In deciding what constitutes “adequate assurance” in a given case, a bankruptcy court must “focus upon the need of the utility for assurance, and to require that the debtor supply no more than that, since the debtor almost perforce has a conflicting need to conserve scarce financial resources.” In re Penn Jersey Corp., 72 B.R. 981, 985 (Bankr.E.D.Pa.1987).  Prior to the 2005 BACPA revisions a bankruptcy judge had a great deal of latitude in determining what was, and was not, adequate assurances of payment.  See In re Astle, 338 B.R. 855 (Bankr. D.Idaho 2006) (adequate assurance provided in form of first position, secured lien in amount of $44,162 in debtors’ cattle).  The Second Circuit observed that “in bankruptcy proceedings substance should not give way to form,” and “a bankruptcy judge must not be shackled with unnecessarily rigid rules when exercising the undoubtedly broad administrative power granted him under the [Bankruptcy] Code.” In re Financial News Network Inc., 980 F.2d 165, 169 (2d Cir.1992).

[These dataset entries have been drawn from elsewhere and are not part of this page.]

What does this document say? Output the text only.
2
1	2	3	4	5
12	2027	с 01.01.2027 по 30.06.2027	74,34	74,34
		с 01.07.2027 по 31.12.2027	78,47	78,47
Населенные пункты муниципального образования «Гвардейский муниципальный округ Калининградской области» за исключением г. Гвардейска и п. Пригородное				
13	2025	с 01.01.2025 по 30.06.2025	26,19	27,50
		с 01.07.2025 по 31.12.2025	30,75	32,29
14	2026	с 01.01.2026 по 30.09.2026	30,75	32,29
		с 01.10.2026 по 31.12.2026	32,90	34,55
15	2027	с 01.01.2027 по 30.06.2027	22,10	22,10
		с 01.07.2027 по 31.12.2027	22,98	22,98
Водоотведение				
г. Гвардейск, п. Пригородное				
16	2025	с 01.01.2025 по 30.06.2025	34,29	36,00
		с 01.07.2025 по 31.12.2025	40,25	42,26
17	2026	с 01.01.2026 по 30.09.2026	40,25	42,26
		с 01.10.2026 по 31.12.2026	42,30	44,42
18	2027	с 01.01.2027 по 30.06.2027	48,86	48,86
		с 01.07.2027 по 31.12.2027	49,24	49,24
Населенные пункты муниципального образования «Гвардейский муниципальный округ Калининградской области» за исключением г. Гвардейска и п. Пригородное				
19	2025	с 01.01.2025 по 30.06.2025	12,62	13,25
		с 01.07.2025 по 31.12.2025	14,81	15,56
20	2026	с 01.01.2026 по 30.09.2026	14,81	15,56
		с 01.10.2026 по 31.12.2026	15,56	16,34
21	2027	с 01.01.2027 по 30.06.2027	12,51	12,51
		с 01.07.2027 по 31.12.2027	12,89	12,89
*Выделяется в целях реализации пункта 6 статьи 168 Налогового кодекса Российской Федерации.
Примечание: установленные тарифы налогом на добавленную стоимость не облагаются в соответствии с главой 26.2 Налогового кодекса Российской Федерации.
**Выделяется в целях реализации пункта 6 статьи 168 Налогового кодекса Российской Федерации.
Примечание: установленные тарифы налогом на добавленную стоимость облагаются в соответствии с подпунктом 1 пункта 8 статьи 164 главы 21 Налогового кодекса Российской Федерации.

Prior to BACPA the bankruptcy courts often looked to the prepetition conduct of the debtor to consider the appropriateness of the monetary value of proposed adequate assurances of payment.  See, In re Best Products Co., 203 B.R. 51 (Bankr. E.D.Va. 1996) (adequate assurance in form of deposit of one half month average statement where debtor regularly made its utility payments in past and no default as of petition); In re 499 W. Warren Street Associates Ltd. Partnership, 138 B.R. 363 (Bankr. N.D.N.Y. 1991) (adequate assurance in form of deposit of one month average statement due to debtor’s solvency and ability to meet postpetition obligations); In re Spencer, 218 B.R. 290 (Bankr. W.D.N.Y. 1998) (adequate assurance in form of deposit of two months average monthly statement due to debtor’s prepetition defaults).  Post-BACPA Chapter 11 debtors in possession are required to provide assurance of payment through one of six forms: (i) cash deposit, (ii) letter of credit, (iii) certificate of deposit, (iv) surety bond, (v) prepayment of utility consumption, or (vi) another form mutually agreeable to utility and debtor or trustee.  11 U.S.C. 366(c)(1)(A).  Moreover, Section 366(c)(3)(B) now prohibits the consideration of prepetition payment history in addition to the absence of security before the date of the filing of the petition and the availability of an administrative expense priority.

When determining what constitutes adequate assurance of payment for continuing utility service, the bankruptcy court must engage in a fact-driven analysis to balance the utility provider’s need to be free from unreasonable risk of nonpayment and the debtor’s scarce financial resources during bankruptcy. In re Great Atlantic & Pacific Tea Co., Inc., 2011 WL 5546954 (Bankr. S.D.N.Y. Nov. 14, 2011) (citing to In re Adelphia Bus. Solutions, Inc., 280 B.R. 63, 81 (Bankr.S.D.N.Y.2002) (indicating that a two-week deposit was sufficient)).  “Courts will approve an amount that is adequate enough to insure against unreasonable risk of nonpayment, but are not required to give the equivalent of a guaranty of payment in full.” Great Atlantic, 2011 WL 5546954 at *5.  Great Atlantic also approved of the factor test used by the bankruptcy judge in arriving at the two-week deposit: (i) the debtor’s post-petition finances, (ii) the burden that an additional deposit would impose on the debtor, (iii) the presence of other accounts or funds which may protect the interests of the utilities, (iv) the ability of the utility to petition the court for additional assurances should case circumstances change; and (v) whether the utility providers were seeking assurances that were more than necessary.  Id.